Maggiemaybe Wed 10-Jul-19 16:36:20

Each to their own of course, Foxglove, but I don't understand why people want to renew vows they haven't broken? A couple we know have just done it and they've had all the bells and whistles, including hen and stag dos abroad, six bridesmaids, two best men, a church service, big wedding breakfast and evening do.... It's obviously something that's made them happy, but you'd both have to want it for that to work!

I love a party, and we've had them to celebrate our big anniversaries, but even that might not be a good idea if your other half is so set against it. Perhaps you could compromise on a small family do (and the cruise, of course!). smile

rockgran Wed 10-Jul-19 16:06:28

I agree with your husband. A cruise sounds great - many husbands would have to be talked into that!

kittylester Wed 10-Jul-19 16:05:39

Renewing of (presumably) unbroken vows seems silly to me.
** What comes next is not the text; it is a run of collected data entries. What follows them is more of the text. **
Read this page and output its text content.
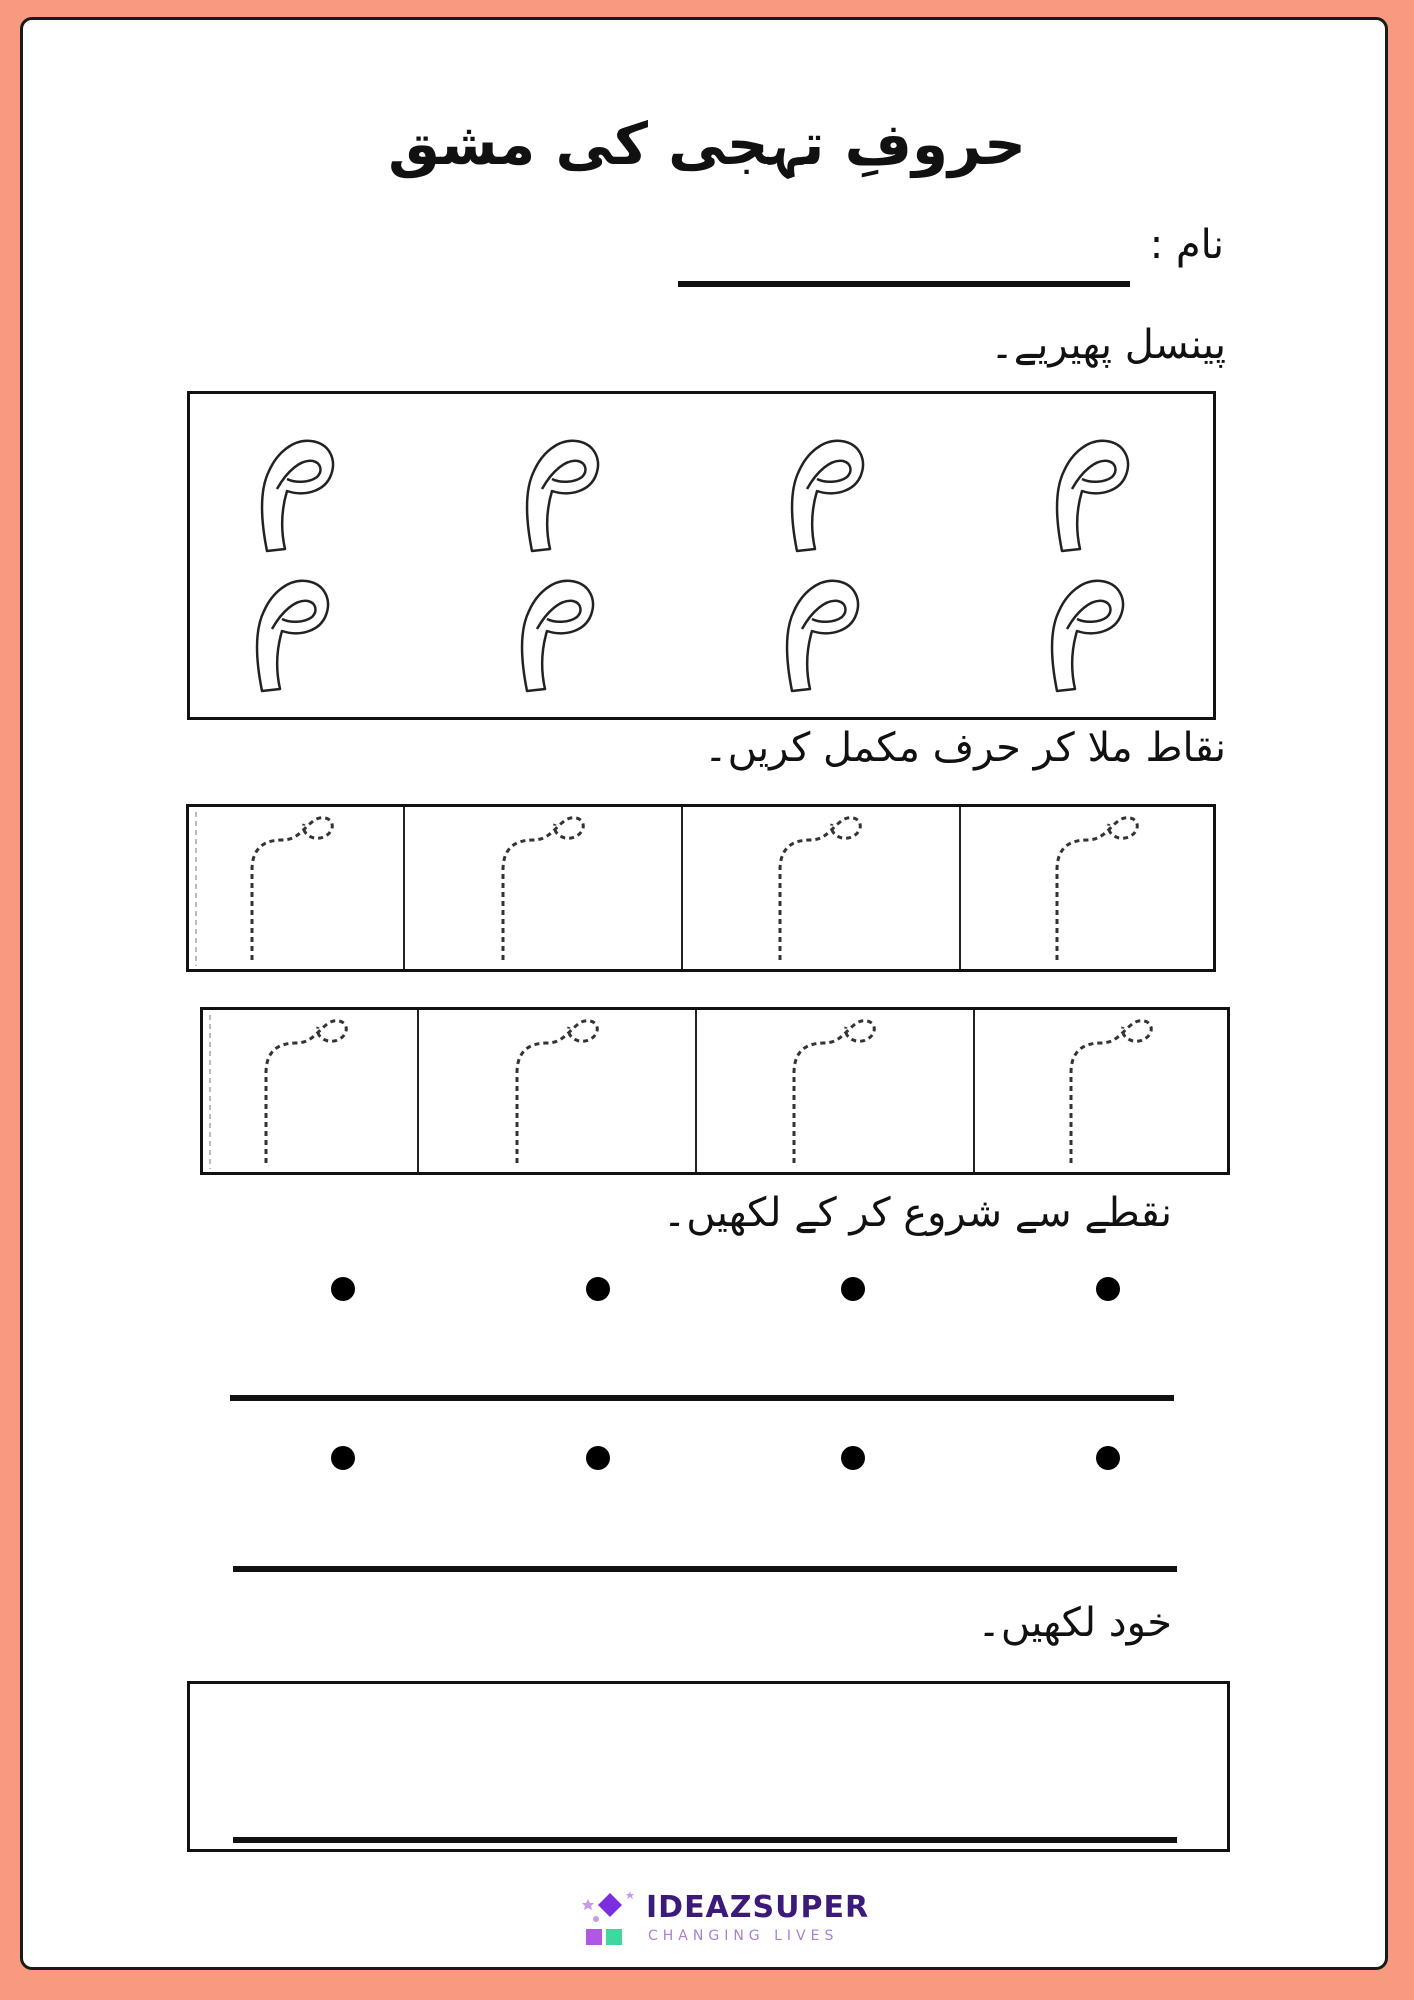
حروفِ تہجی کی مشق
نام :
پینسل پھیریے۔
نقاط ملا کر حرف مکمل کریں۔
نقطے سے شروع کر کے لکھیں۔
خود لکھیں۔
IDEAZSUPER
CHANGING LIVES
It's our 50th next year so we are going on a cruise and having a party. We did the same on our ruby anniversary. It's nice to celebrate with people you know and love.

DH bought me a ruby ring for that anniversary but we both decided we didn't like rubies so we took it back. He surprised me by choosing a diamond one in the same design instead. He's quite nice really.

EllanVannin Wed 10-Jul-19 15:59:11

Go on the cruise and let your husband buy you a Ruby ring to mark the occasion of your 40th ! Better that than money spent on a party for those you don't see from one year to the next.

Cherrytree59 Wed 10-Jul-19 15:58:24

Sorry Foxglove I'm with your DH.
If your vows are unbroken then no need for a renewal (Imho).

A cruise sounds lovely and yes you can have renewal ceremony on board.
Why not just inform cruise company that you will be celebrating your Ruby wedding, I'm sure there will be an option of the captains table.
And maybe something nice in your cabin such as wine flowers fruit and chocolates.

Surprising your DH with prearranged renewal ceremony on board may put a damper on your holiday if DH feelings have not changed.

SpringyChicken Wed 10-Jul-19 15:54:21

He clearly doesn't want to renew the vows (and I'm with him on that). I'd not mention it again but take the cruise.